展示では実現が難しい、これらの体験学習プログラムは、教育普及官と教育ボランティアが担当となって、開館日の午後1時から3時まで、一般に公開しています。

また、平日の午前中は学校等の団体が利用することもできます。事前に打ち合わせてどのようなプログラムを実施するか相談することになりますが、盲学校等特殊教育諸学校の利用もかなり見られます。顕微鏡を使っての観察は困難なことも多いため、動物化石や植物化石、骨格標本を用いた観察プログラムを実施する例が多いようです。

教育ボランティア

以上あげた「たんけん広場」、「探求コーナー」のいずれにしても、当館の教育ボランティアが大きな役割を果たしています。

現在、教育ボランティアとして約230名の方々が登録されています。週1回、決まった曜日に活動するようになっており、1日平均30人強の方が来館され、「たんけん広場」「総合案内所」「探求コーナー」「サイエンス・シアター」など、館内各所で活動しています。

見学者からも「親しみやすい」などの声をいただいていますが、特に障碍者等の見学にあたっては、ボランティアの手助けにより、大きな効果をあげていると思います。視覚障碍者の「たんけん広場」や「探求コーナー」の利用においても、マンツーマンに近い密度の濃い手助けができる状態になっています。

また、ボランティアから、障碍者が使いやすい博物館を目指して、様々な意見や要望が出されるほか、ボランティアによる手話の学習会なども開かれています。

国立科学博物館ニュースのテープ貸し出し

国立科学博物館では、広報誌として「国立科学博物館ニュース」(月刊)を発行していますが、毎月、発行後すぐに、教育ボランティアが朗読し、テープに吹き込んでいます。このテープは、当館から目の不自由な方に貸し出すとともに、日本点字図書館にも寄贈しています。

関心のある方は、お問い合わせいただきたいと思います。

教育用標本貸し出し事業

博物館には、たくさんの標本が収められていますが、それらの中から学校や社会教育施設などに気軽に貸し出せるよう、標本のセットを作成し、ジュラルミンケースに入れて貸し出しています。

今あるセットは、「化石」「岩石鉱物」「隕石」「骨格」「頭骨」です。貸し出し期間は2週間、送料等は利用者負担になりますが、宅配便を利用するため、それほどかかりません。

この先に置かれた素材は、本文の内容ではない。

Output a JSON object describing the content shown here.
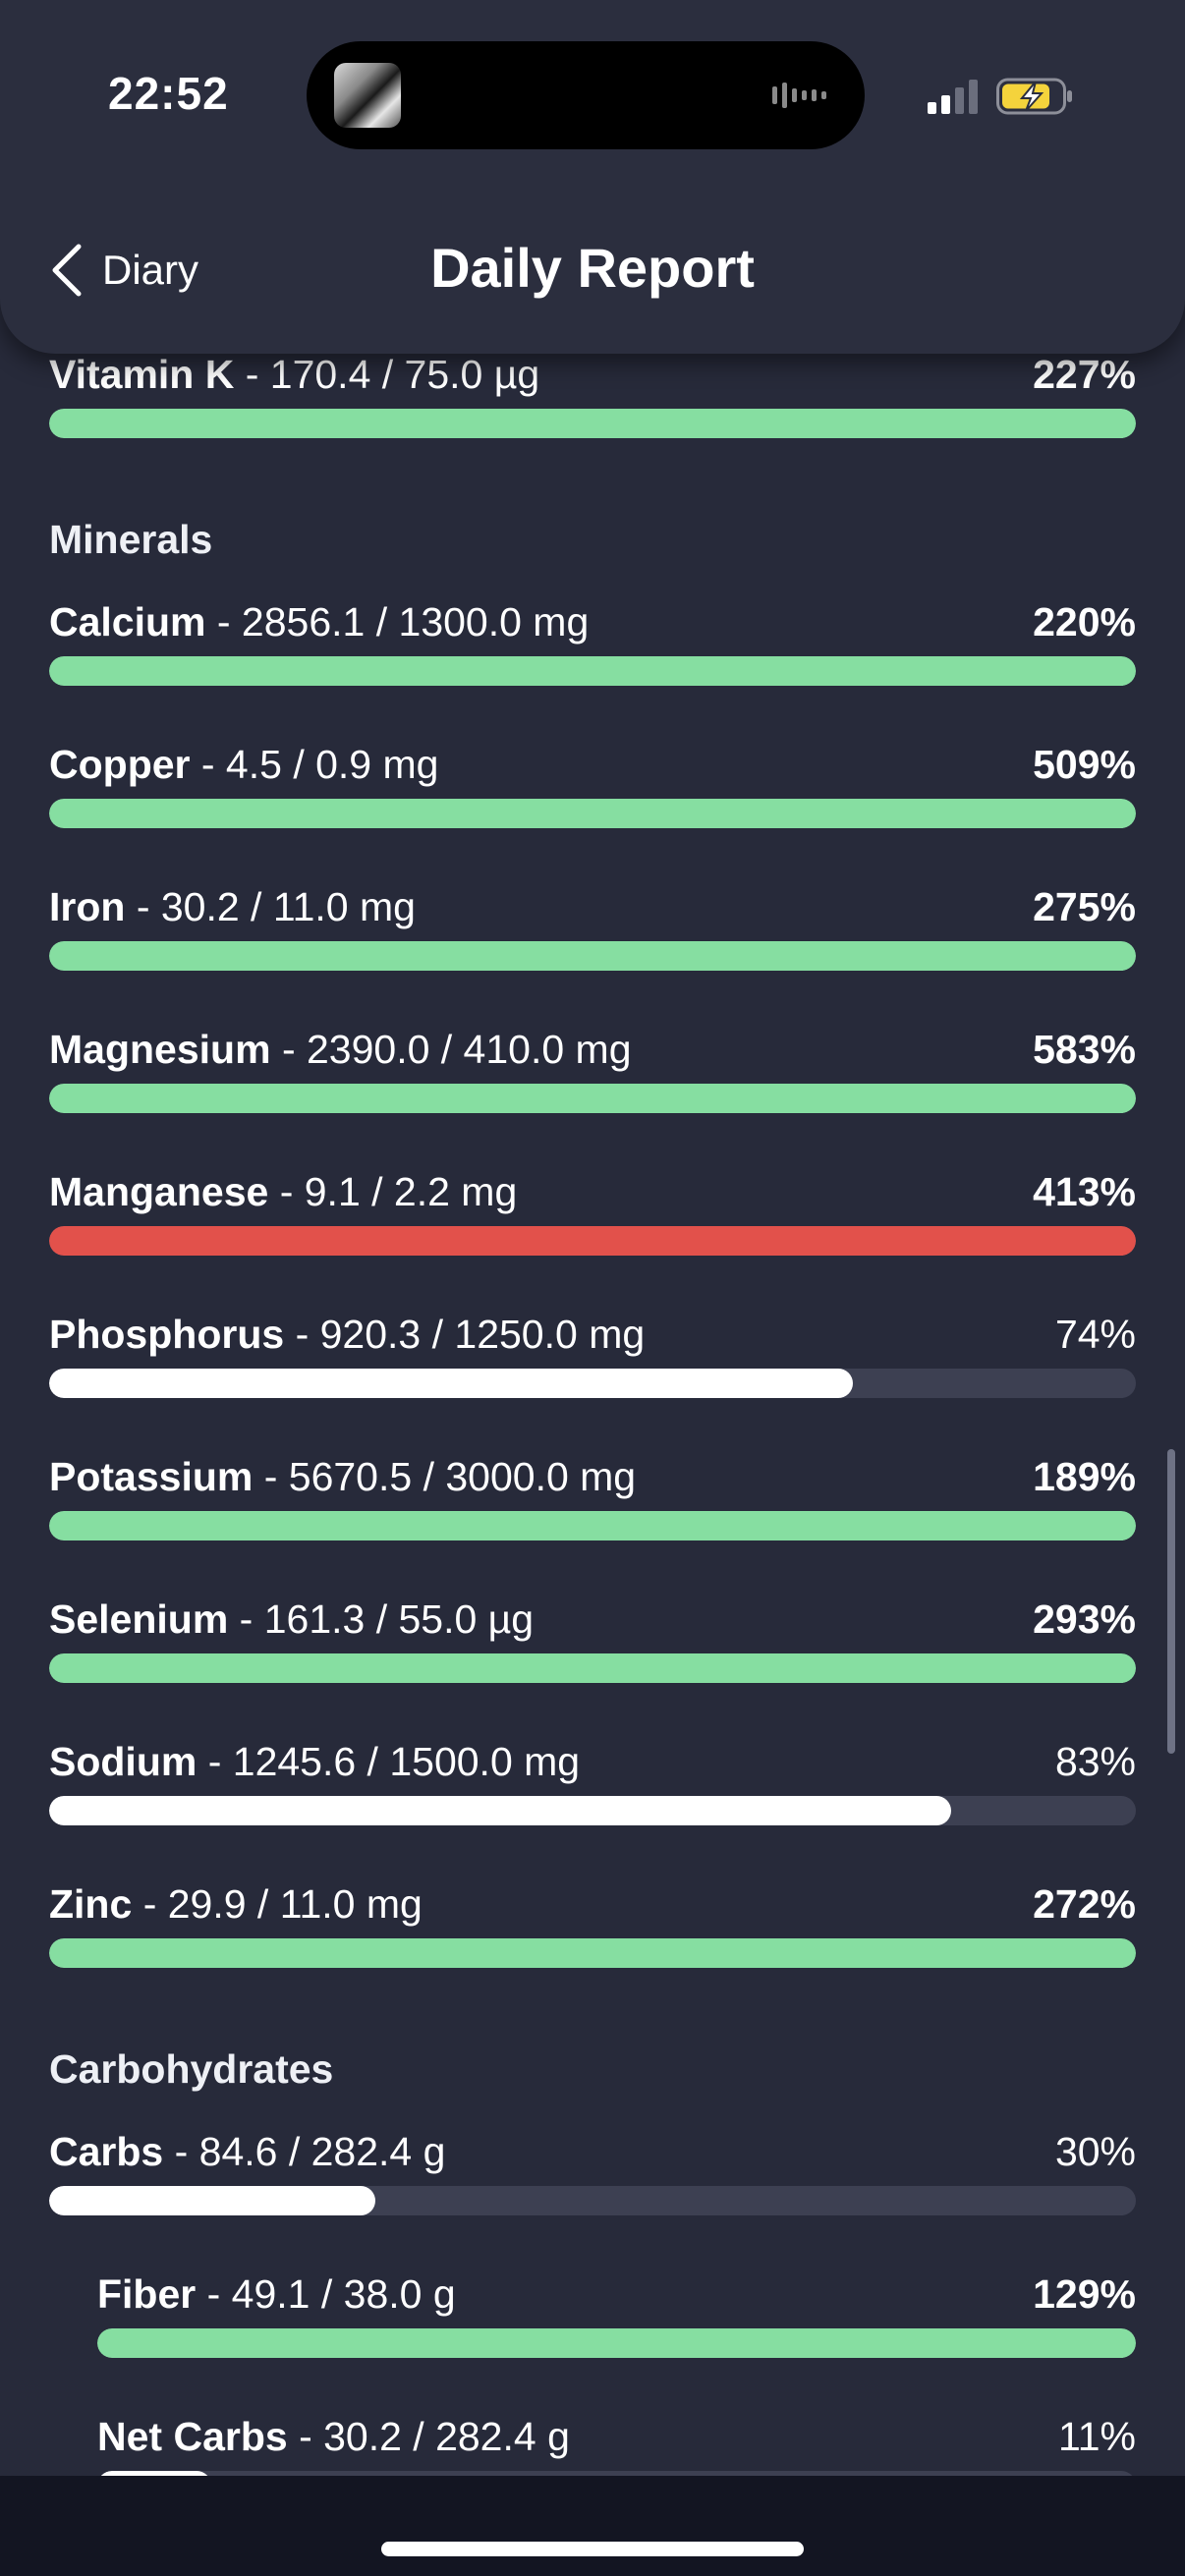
{
  "status": {
    "time": "22:52"
  },
  "header": {
    "back_label": "Diary",
    "title": "Daily Report"
  },
  "colors": {
    "good": "#86dea1",
    "over": "#e2514b",
    "partial": "#ffffff",
    "track": "#3d4052"
  },
  "sections": {
    "minerals": "Minerals",
    "carbohydrates": "Carbohydrates"
  },
  "nutrients": [
    {
      "name": "Vitamin K",
      "detail": " - 170.4 / 75.0 µg",
      "percent": "227%",
      "fill": 1.0,
      "status": "good"
    },
    {
      "name": "Calcium",
      "detail": " - 2856.1 / 1300.0 mg",
      "percent": "220%",
      "fill": 1.0,
      "status": "good"
    },
    {
      "name": "Copper",
      "detail": " - 4.5 / 0.9 mg",
      "percent": "509%",
      "fill": 1.0,
      "status": "good"
    },
    {
      "name": "Iron",
      "detail": " - 30.2 / 11.0 mg",
      "percent": "275%",
      "fill": 1.0,
      "status": "good"
    },
    {
      "name": "Magnesium",
      "detail": " - 2390.0 / 410.0 mg",
      "percent": "583%",
      "fill": 1.0,
      "status": "good"
    },
    {
      "name": "Manganese",
      "detail": " - 9.1 / 2.2 mg",
      "percent": "413%",
      "fill": 1.0,
      "status": "over"
    },
    {
      "name": "Phosphorus",
      "detail": " - 920.3 / 1250.0 mg",
      "percent": "74%",
      "fill": 0.74,
      "status": "partial"
    },
    {
      "name": "Potassium",
      "detail": " - 5670.5 / 3000.0 mg",
      "percent": "189%",
      "fill": 1.0,
      "status": "good"
    },
    {
      "name": "Selenium",
      "detail": " - 161.3 / 55.0 µg",
      "percent": "293%",
      "fill": 1.0,
      "status": "good"
    },
    {
      "name": "Sodium",
      "detail": " - 1245.6 / 1500.0 mg",
      "percent": "83%",
      "fill": 0.83,
      "status": "partial"
    },
    {
      "name": "Zinc",
      "detail": " - 29.9 / 11.0 mg",
      "percent": "272%",
      "fill": 1.0,
      "status": "good"
    },
    {
      "name": "Carbs",
      "detail": " - 84.6 / 282.4 g",
      "percent": "30%",
      "fill": 0.3,
      "status": "partial"
    },
    {
      "name": "Fiber",
      "detail": " - 49.1 / 38.0 g",
      "percent": "129%",
      "fill": 1.0,
      "status": "good"
    },
    {
      "name": "Net Carbs",
      "detail": " - 30.2 / 282.4 g",
      "percent": "11%",
      "fill": 0.11,
      "status": "partial"
    }
  ]
}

「化石」には、点字の解説シートもついているセットもありますので、学校の授業での教材や、小規模な体験型展示としても利用できると思います。ご希望の方はご連絡ください。

おわりに

国立科学博物館の本館は、1930年(昭和5年)に落成した建物です。1923年(大正12年)に起きた関東大震災で、当時の博物館の建物が全焼してしまったこともあり、今の建物は関東大地震級の地震が発生しても倒壊しないような耐震耐火設計になっています。頑丈なのはいいのですが、古い建物でもあり、身体障碍者にとって決して使いやすい構造とは言えません。また、その他の建物にしても、三階から五階建ての建物がバラバラと建っており、展示室を一回りするのも大変な状態です。

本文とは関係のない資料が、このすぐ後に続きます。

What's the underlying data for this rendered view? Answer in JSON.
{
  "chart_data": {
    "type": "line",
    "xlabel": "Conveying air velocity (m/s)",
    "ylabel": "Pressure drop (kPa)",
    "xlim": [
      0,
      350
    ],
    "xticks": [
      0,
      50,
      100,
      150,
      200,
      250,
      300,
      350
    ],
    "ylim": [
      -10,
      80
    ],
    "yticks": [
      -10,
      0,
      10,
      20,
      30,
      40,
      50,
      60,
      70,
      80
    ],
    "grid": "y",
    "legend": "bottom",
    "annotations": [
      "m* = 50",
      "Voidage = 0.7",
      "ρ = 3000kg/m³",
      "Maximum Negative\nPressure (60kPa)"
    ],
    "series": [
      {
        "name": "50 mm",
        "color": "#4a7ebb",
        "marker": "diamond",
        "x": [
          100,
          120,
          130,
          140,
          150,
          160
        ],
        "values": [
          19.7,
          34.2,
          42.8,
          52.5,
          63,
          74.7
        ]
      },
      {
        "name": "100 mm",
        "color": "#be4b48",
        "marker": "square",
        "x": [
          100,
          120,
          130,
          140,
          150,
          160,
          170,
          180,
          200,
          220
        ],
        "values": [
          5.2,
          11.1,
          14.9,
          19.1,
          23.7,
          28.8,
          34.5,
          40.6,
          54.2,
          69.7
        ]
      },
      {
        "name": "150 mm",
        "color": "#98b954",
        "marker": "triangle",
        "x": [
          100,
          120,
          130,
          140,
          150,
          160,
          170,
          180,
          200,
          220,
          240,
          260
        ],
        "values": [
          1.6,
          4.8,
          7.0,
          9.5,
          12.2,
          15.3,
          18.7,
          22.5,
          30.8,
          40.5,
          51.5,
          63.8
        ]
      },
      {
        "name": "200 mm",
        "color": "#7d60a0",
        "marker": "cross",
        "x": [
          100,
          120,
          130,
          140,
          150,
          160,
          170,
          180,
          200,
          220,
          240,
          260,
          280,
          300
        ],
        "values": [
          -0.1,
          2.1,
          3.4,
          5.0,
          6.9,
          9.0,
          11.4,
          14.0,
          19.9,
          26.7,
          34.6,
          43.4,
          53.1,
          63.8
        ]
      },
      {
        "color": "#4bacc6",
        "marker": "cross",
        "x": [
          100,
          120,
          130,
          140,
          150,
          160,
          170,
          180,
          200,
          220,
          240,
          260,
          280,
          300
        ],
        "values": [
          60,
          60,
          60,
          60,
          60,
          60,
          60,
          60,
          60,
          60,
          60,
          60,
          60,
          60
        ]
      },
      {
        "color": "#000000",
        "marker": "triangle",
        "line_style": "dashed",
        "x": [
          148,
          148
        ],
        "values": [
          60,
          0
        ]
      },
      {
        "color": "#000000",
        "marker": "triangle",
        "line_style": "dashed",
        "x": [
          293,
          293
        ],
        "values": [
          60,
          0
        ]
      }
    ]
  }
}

このように、ハード面はまだまだという感がしますが、教育ボランティア活動をはじめとしたソフト面で、少しずつ障碍者にも使いやすくなってきたのではないかと思います。もちろん、「たんけん広場」「探求コーナー」などは、特に視覚障碍者だけを対象に作成した展示室・学習室ではありません。しかし、子どもたちを始め、博物館に来る様々な利用者を念頭に置いて作成したこれらの参加体験型の施設は、障碍者だけでなく、広く多くの方に使いやすいものとなっています。

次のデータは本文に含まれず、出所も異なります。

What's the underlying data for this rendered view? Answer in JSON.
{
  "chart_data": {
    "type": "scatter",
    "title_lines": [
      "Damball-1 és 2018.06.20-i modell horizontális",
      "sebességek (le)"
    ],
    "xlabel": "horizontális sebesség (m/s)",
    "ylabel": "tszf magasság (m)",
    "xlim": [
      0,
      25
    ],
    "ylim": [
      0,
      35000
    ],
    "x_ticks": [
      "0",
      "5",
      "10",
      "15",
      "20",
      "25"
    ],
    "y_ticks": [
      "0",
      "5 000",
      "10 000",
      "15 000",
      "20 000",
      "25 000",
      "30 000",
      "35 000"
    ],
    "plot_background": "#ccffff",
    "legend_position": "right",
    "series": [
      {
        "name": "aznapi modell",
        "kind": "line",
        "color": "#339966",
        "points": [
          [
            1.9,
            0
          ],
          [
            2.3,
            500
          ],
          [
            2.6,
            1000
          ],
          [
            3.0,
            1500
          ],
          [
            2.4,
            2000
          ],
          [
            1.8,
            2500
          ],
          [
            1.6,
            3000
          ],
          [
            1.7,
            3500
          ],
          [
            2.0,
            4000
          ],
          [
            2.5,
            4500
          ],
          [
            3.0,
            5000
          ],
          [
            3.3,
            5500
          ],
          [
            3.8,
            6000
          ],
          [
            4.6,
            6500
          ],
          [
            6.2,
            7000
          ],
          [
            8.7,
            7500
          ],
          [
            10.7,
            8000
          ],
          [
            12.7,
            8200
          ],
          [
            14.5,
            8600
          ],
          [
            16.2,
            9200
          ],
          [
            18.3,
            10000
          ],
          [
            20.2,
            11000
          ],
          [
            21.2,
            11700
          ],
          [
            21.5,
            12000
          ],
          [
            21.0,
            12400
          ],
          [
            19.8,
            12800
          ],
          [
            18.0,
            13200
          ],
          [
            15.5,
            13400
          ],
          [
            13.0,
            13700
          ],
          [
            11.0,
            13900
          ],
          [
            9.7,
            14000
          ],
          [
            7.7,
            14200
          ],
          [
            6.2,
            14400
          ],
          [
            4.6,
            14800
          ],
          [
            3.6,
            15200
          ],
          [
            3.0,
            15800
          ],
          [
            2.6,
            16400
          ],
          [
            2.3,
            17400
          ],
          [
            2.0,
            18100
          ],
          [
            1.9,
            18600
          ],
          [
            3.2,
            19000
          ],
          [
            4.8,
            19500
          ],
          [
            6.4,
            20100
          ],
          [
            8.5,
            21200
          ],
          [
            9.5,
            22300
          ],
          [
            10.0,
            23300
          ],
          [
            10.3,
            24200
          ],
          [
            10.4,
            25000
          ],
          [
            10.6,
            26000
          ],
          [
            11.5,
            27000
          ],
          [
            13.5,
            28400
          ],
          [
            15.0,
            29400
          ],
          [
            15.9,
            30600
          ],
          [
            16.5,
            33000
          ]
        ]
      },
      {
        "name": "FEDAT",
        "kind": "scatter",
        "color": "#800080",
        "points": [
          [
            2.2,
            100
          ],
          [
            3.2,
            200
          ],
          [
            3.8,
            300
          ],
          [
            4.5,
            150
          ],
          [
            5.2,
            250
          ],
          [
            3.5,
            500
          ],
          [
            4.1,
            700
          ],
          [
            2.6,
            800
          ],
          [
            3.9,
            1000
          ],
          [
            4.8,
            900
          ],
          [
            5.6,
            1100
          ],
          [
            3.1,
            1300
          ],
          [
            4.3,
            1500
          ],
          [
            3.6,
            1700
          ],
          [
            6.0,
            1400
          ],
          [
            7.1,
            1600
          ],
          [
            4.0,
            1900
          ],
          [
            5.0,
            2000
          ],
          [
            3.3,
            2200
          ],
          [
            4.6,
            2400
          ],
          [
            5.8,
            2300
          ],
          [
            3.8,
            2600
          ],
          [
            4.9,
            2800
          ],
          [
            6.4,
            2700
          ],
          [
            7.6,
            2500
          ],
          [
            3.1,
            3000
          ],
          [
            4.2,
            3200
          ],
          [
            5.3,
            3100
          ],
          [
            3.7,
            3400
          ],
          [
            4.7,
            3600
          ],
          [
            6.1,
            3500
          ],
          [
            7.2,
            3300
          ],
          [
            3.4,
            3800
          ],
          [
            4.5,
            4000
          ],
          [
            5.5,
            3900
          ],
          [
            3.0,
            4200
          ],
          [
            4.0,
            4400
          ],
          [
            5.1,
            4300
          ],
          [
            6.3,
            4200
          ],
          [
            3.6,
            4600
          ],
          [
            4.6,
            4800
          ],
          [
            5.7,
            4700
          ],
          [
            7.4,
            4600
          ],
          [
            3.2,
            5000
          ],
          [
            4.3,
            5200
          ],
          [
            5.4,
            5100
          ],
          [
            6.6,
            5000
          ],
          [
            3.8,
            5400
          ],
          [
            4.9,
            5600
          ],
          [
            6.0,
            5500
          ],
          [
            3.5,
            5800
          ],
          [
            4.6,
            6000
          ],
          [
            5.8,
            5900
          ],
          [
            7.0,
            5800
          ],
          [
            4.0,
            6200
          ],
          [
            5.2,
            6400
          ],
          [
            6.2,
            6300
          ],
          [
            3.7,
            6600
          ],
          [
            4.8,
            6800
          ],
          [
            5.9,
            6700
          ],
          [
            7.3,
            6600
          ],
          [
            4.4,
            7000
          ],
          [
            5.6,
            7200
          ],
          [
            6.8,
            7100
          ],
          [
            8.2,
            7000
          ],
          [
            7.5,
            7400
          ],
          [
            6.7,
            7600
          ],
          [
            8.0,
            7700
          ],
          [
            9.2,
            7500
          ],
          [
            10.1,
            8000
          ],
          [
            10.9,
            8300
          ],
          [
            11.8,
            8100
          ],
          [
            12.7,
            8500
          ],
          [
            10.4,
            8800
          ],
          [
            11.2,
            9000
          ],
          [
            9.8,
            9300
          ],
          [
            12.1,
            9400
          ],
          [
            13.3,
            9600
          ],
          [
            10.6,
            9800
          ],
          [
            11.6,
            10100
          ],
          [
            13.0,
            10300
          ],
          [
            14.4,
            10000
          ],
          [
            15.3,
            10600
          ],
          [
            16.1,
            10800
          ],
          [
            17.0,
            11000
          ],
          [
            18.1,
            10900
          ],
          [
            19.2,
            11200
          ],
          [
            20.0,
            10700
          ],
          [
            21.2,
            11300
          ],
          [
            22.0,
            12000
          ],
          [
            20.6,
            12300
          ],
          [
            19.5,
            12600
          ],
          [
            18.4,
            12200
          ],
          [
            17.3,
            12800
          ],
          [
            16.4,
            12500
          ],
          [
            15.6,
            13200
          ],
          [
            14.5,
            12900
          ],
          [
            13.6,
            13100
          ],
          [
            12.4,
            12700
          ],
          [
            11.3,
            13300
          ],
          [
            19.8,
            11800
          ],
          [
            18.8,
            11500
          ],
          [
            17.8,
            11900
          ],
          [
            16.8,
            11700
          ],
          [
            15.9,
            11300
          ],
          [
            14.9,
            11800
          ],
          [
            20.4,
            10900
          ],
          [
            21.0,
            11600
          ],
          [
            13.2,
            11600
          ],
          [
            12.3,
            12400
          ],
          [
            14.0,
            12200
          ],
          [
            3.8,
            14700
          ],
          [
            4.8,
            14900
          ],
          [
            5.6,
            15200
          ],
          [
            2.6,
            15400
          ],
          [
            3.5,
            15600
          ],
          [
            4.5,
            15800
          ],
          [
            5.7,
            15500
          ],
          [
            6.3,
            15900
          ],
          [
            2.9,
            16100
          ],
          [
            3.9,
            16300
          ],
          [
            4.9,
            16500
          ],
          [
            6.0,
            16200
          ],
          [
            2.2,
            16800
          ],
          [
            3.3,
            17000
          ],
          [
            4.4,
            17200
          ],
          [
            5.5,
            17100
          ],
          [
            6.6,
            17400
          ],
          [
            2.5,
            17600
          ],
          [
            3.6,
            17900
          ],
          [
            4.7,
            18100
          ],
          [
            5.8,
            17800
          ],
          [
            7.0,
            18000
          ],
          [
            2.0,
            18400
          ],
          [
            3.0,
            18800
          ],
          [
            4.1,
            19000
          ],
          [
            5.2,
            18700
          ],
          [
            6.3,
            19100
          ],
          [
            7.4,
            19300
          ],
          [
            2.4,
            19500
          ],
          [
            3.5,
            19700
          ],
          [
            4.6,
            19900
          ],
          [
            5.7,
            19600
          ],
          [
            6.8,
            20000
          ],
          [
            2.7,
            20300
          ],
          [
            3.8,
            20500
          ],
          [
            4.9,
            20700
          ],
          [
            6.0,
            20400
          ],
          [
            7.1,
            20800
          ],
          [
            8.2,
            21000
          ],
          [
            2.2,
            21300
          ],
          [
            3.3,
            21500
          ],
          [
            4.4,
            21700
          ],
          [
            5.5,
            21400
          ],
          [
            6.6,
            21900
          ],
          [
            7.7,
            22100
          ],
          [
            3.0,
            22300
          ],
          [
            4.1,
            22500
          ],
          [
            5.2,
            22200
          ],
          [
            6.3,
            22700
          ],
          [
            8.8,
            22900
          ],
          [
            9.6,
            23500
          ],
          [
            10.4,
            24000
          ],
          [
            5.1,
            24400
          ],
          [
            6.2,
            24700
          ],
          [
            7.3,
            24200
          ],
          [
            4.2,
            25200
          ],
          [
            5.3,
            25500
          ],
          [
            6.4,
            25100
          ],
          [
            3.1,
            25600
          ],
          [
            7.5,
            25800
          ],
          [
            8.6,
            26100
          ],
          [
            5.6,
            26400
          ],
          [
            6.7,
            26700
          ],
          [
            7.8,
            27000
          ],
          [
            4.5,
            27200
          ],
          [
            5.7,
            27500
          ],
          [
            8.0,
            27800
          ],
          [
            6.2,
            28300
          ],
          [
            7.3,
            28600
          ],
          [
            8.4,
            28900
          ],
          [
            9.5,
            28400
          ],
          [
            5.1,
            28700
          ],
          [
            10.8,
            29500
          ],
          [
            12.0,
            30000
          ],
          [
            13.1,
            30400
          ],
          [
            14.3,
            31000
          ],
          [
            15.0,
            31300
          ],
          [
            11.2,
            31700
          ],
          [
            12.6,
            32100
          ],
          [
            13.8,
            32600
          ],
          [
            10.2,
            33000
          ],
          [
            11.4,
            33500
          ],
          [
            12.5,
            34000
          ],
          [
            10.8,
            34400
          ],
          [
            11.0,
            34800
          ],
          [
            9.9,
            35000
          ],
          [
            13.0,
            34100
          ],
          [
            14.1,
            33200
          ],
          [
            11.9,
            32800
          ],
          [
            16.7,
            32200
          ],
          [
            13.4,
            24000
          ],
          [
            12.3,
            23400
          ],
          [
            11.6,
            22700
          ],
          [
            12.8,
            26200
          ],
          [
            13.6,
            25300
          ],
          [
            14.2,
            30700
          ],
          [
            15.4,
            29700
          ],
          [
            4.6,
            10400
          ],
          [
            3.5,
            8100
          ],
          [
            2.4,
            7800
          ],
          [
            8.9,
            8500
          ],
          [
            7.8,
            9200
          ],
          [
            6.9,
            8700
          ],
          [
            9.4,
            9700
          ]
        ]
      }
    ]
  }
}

障害者基本法第22条の2に触れるまでもなく、博物館のような公共的施設は(当館の場合は国が設置した博物館であるから一層そうですが)、構造、設備、展示、教育活動の各面について、障碍者が使いやすいように配慮していかなければなりません。本館等、古くからある建物の大規模な改修は難しいですが、博物館には障碍者、幼児、高齢者等様々な利用者が来られるということを常に念頭に置き、これからも、施設面とともに、展示、教育活動の面で、広く利用しやすい博物館を目指していきたいと思います。